Saturday, November 26, 2011

Lift Up Your Heads, O You Gates

Unsolicited, the thought came through my mind,
"Lift up your heads, O you Gates!
 And be lifted up, O you ancient doors."

I wasn't quite sure where it came from. It marched into my head like a victorious army processing back into it's hometown, building a bridge to something else that has recently been present in my thoughts. I've been reading about the habitual connections of the synapses in our brains. Discoveries in neuroscience over only the last few decades suggest that a healthy mental state requires perpetual interaction with other people's right brain. This gives experiences of relational narratives that create thinking templates.
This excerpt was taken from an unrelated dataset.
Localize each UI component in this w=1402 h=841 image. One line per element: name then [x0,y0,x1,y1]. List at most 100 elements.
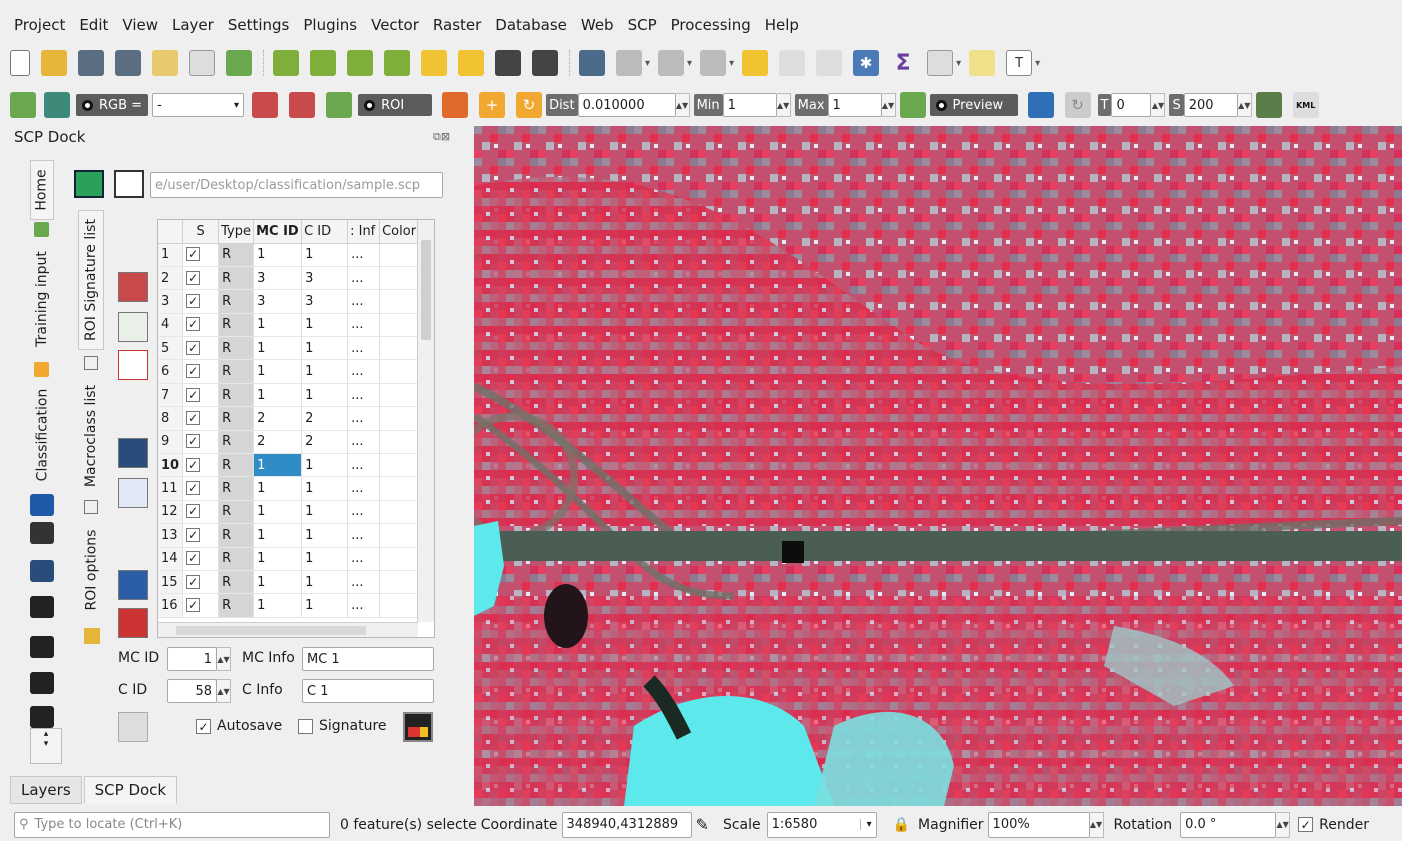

Once our brain's synapses have fired according to a certain template, they are significantly more likely to fire the same way again and again. Unused, many areas of the mind simply shut off eventually, like an abandoned, overgrown neighborhood on the outskirts of town.

Autumn Composition,  Deduar
Common example: "I don't know how to trust anyone, because I'm so used to finding people unreliable or untrustworthy." Even when we come across people who would break our mental stereotypes, we shut them out, because we're following the somewhat implicit neural template. The physical pathways in our brain literally form ruts. Once they're formed, according to some research, most people never change them. Although, unlike at least most other beings on the planet, humans do have the ability to re-form these pathways.
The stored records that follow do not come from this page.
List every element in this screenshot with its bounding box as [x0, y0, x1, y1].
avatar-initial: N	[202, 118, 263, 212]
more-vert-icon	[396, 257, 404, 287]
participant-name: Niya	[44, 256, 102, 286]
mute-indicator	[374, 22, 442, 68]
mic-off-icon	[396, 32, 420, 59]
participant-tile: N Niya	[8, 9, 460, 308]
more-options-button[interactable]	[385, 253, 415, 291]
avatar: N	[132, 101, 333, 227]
The psychological distress of many can be correlated with the literal lack of physical connectivity between the right (emotional, relational) and left (linear, logical) hemispheres of their brain. It could even be said that people whose brains don't integrate enough with other people's brains, will not be able to form healthy patterns of thought,  and have trouble integrating their own brain, as well as nerve connectivity to "the extended brain", or visceral organs (the heart, lungs and gastrointestinal system), eventually causing physical sickness in some. This gives new meaning to the old wisdom that you shouldn't have a divided heart, or a divided mind.

"Lift up your heads, O you Gates!
 And be lifted up, O you ancient doors."

It's originally from a song, written thousands of years ago, actually by King David, returning victorious from war, with the ark of the covenant, restoring authority, the life of the people, and communion with God back into his city.
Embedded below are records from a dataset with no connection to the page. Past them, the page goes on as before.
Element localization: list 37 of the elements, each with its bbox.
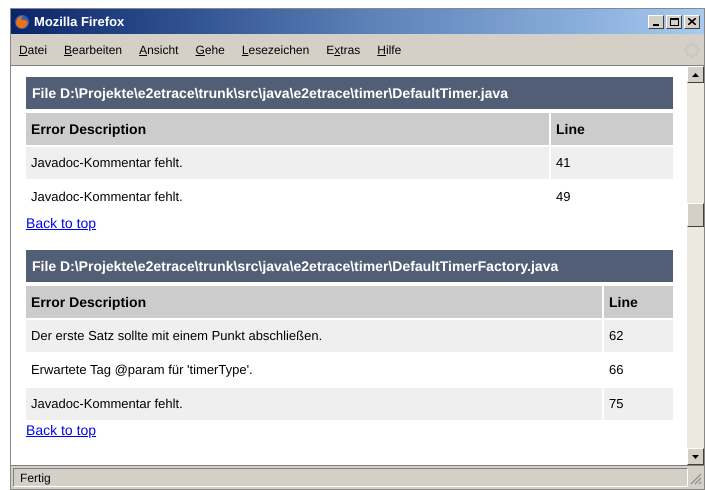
close-button[interactable]	[684, 14, 700, 28]
file-header: File D:\Projekte\e2etrace\trunk\src\java\e2etrace\timer\DefaultTimerFactory.java	[26, 250, 673, 282]
maximize-icon	[670, 18, 678, 26]
scroll-thumb[interactable]	[687, 203, 704, 227]
menu-item[interactable]: Gehe	[195, 40, 225, 58]
resize-grip-icon	[688, 470, 702, 484]
back-to-top-link[interactable]: Back to top	[26, 213, 96, 234]
menu-item[interactable]: Bearbeiten	[64, 40, 122, 58]
window-title: Mozilla Firefox	[34, 12, 126, 31]
down-arrow-icon	[692, 454, 699, 458]
up-arrow-icon	[692, 72, 699, 76]
minimize-button[interactable]	[648, 14, 664, 28]
file-header: File D:\Projekte\e2etrace\trunk\src\java\e2etrace\timer\DefaultTimer.java	[26, 77, 673, 109]
status-text: Fertig	[20, 470, 51, 486]
column-header: Line	[551, 113, 673, 145]
maximize-button[interactable]	[666, 14, 682, 28]
menu-item[interactable]: Lesezeichen	[242, 40, 310, 58]
table-cell: 75	[604, 388, 673, 420]
menu-item[interactable]: Datei	[19, 40, 48, 58]
minimize-icon	[653, 24, 659, 26]
scroll-up-button[interactable]	[687, 66, 704, 83]
table-cell: Javadoc-Kommentar fehlt.	[26, 388, 602, 420]
menu-item[interactable]: Extras	[326, 40, 360, 58]
close-icon	[688, 18, 696, 25]
table-cell: Der erste Satz sollte mit einem Punkt abschließen.	[26, 320, 602, 352]
column-header: Line	[604, 286, 673, 318]
table-cell: Javadoc-Kommentar fehlt.	[26, 147, 549, 179]
column-header: Error Description	[26, 286, 602, 318]
column-header: Error Description	[26, 113, 549, 145]
back-to-top-link[interactable]: Back to top	[26, 420, 96, 441]
browser-logo-icon	[14, 14, 30, 30]
table-cell: 62	[604, 320, 673, 352]
menu-item[interactable]: Ansicht	[139, 40, 178, 58]
scroll-down-button[interactable]	[687, 448, 704, 465]
table-cell: 41	[551, 147, 673, 179]
menu-item[interactable]: Hilfe	[377, 40, 402, 58]
scrollbar[interactable]	[687, 66, 704, 465]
For the first time in a long time, I've found myself venturing out into pathways I've left unexplored. After years of trauma, and subsequent hiding in fear, I'm daring myself to love again, to trust. What a welcome verse. What a bold procession. O, dearest hope, that I could find the right levers, that I could find the courage & stamina to join the song and open those gates.

1 comment:

  1. You'll love http://www.amazon.com/Defending-Cavewoman-Other-Evolutionary-Neurology/dp/0393048314 if you're actually interested in the brain and looking for the ways its physiology affects the lives we lead. My favorite study in the book is of the English professor who wakes up one day unable to read English. Reading is his hobby and livelihood, so he starts learning braille and then gets diabetes. So then he learns Hebrew.